Víctor Webster

Personal information
- Full name: Víctor Roberto Webster Flashy
- Date of birth: 10 January 1981 (age 44)
- Place of birth: Diriamba, Nicaragua
- Height: 1.80 m (5 ft 11 in)
- Position(s): Forward

Senior career*
- Years: Team / Apps / (Gls)
- 1998–1999: Pérez Zeledón
- 1999–2001: Limonense
- 2001–2002: Motagua
- 2002–2003: Real Estelí

International career^{‡}
- 1996–1997: Costa Rica U-17
- 2000–2001: Nicaragua U-21
- 2000–2003: Nicaragua / 15 / (2)

= Víctor Webster =

Nicaraguan footballer

Víctor Roberto Webster Flashy (born 10 January 1981) is a retired Nicaraguan footballer.

==Club career==
Born in Nicaragua but raised in Costa Rica, Webster played for the AD Limonense youths before making his senior debut with Pérez Zeledón. He later played for AD Limonense, joined Honduran giants F.C. Motagua in summer 2001 and moved to Real Estelí a year later.

==International career==
He has represented the Costa Rica national under-17 football team and the Nicaragua U-21's for whom he scored 3 goals at the 2001 Central American Games.

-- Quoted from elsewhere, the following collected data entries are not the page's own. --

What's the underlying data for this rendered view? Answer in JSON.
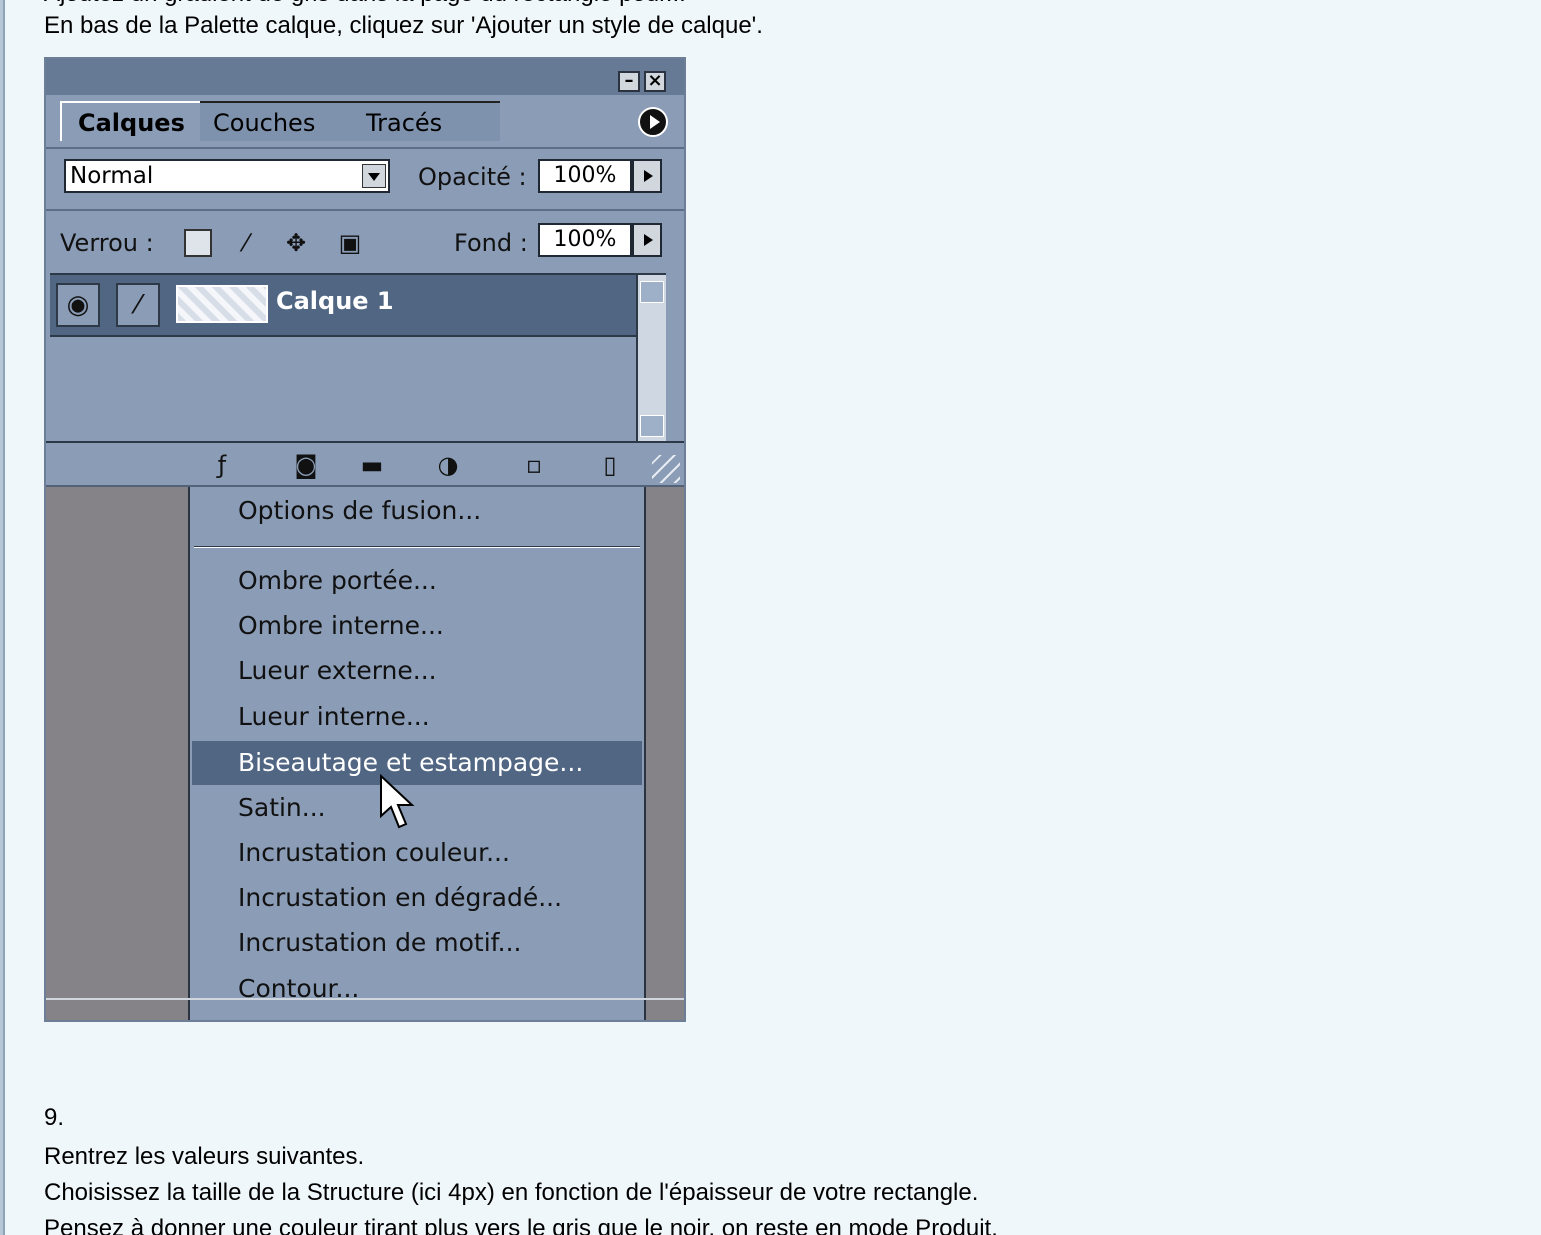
{
  "page": {
    "cut_line": "Ajoutez un gradient de gris dans la page du rectangle pour...",
    "intro": "En bas de la Palette calque, cliquez sur 'Ajouter un style de calque'.",
    "step_number": "9.",
    "step_lines": [
      "Rentrez les valeurs suivantes.",
      "Choisissez la taille de la Structure (ici 4px) en fonction de l'épaisseur de votre rectangle.",
      "Pensez à donner une couleur tirant plus vers le gris que le noir, on reste en mode Produit."
    ]
  },
  "palette": {
    "tabs": [
      "Calques",
      "Couches",
      "Tracés"
    ],
    "blend_mode": "Normal",
    "opacity_label": "Opacité :",
    "opacity_value": "100%",
    "lock_label": "Verrou :",
    "fill_label": "Fond :",
    "fill_value": "100%",
    "layer_name": "Calque 1",
    "icons": [
      "eye-icon",
      "brush-icon",
      "fx-icon",
      "mask-icon",
      "folder-icon",
      "adjustment-icon",
      "new-layer-icon",
      "trash-icon"
    ],
    "colors": {
      "panel": "#8a9cb6",
      "titlebar": "#667a95",
      "highlight": "#506683"
    }
  },
  "menu": {
    "items": [
      "Options de fusion...",
      "Ombre portée...",
      "Ombre interne...",
      "Lueur externe...",
      "Lueur interne...",
      "Biseautage et estampage...",
      "Satin...",
      "Incrustation couleur...",
      "Incrustation en dégradé...",
      "Incrustation de motif...",
      "Contour..."
    ],
    "active_item": "Biseautage et estampage..."
  }
}
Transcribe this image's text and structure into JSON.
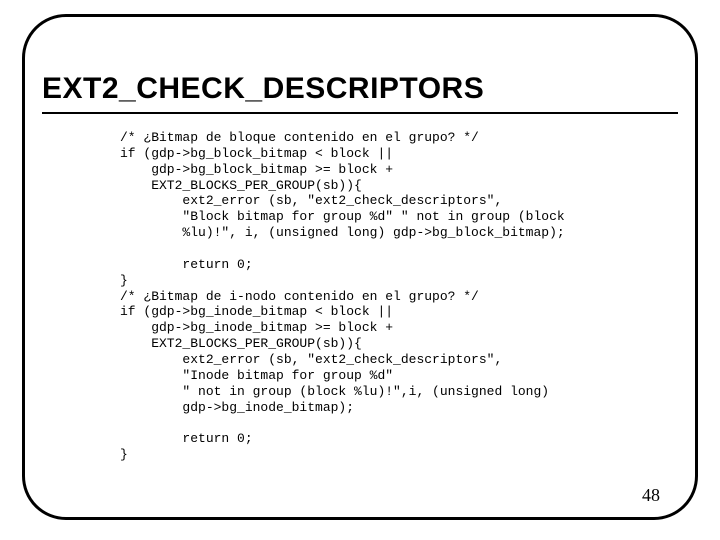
{
  "slide": {
    "title": "EXT2_CHECK_DESCRIPTORS",
    "page_number": "48",
    "code": "/* ¿Bitmap de bloque contenido en el grupo? */\nif (gdp->bg_block_bitmap < block ||\n    gdp->bg_block_bitmap >= block +\n    EXT2_BLOCKS_PER_GROUP(sb)){\n        ext2_error (sb, \"ext2_check_descriptors\",\n        \"Block bitmap for group %d\" \" not in group (block\n        %lu)!\", i, (unsigned long) gdp->bg_block_bitmap);\n\n        return 0;\n}\n/* ¿Bitmap de i-nodo contenido en el grupo? */\nif (gdp->bg_inode_bitmap < block ||\n    gdp->bg_inode_bitmap >= block +\n    EXT2_BLOCKS_PER_GROUP(sb)){\n        ext2_error (sb, \"ext2_check_descriptors\",\n        \"Inode bitmap for group %d\"\n        \" not in group (block %lu)!\",i, (unsigned long)\n        gdp->bg_inode_bitmap);\n\n        return 0;\n}"
  }
}
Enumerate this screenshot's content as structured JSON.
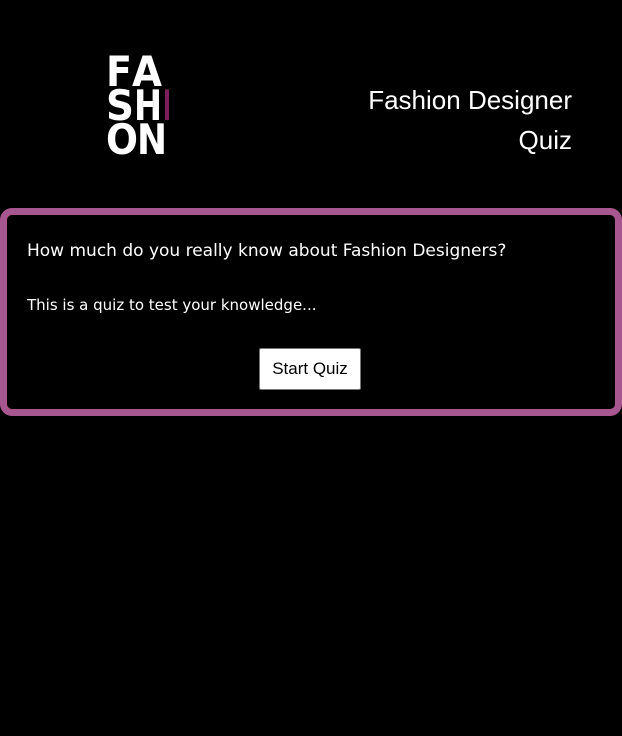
{
  "header": {
    "logo": {
      "letters": [
        "F",
        "A",
        "S",
        "H",
        "I",
        "O",
        "N"
      ],
      "accent_color": "#7a1f5c"
    },
    "title": "Fashion Designer Quiz"
  },
  "intro": {
    "question": "How much do you really know about Fashion Designers?",
    "description": "This is a quiz to test your knowledge...",
    "start_label": "Start Quiz",
    "border_color": "#a8568f"
  }
}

He made his senior debut for Nicaragua in a March 2000 World Cup qualification match against Guatemala and has earned a total of 15 caps, scoring 2 goals. He has represented his country in 3 FIFA World Cup qualification matches and played at the 2001 and 2003 UNCAF Nations Cups.

His final international was a February 2003 UNCAF Cup match against Panama.

===International goals===
Scores and results list Honduras' goal tally first.

| N. | Date | Venue | Opponent | Score | Result | Competition |
|---|---|---|---|---|---|---|
| 1. | 25 May 2001 | Estadio Tiburcio Carías Andino, Tegucigalpa, Honduras | Honduras | 1–0 | 2–10 | 2001 UNCAF Nations Cup |
| 2. | 17 April 2012 | MCC Grounds, Belize City, Belize | Belize |  | 1–7 | Friendly match |

==Personal life==
Webster was born to Alda Sáenz Flashy and Alex Webster and moved with his parents to Costa Rica when only one and a half years old.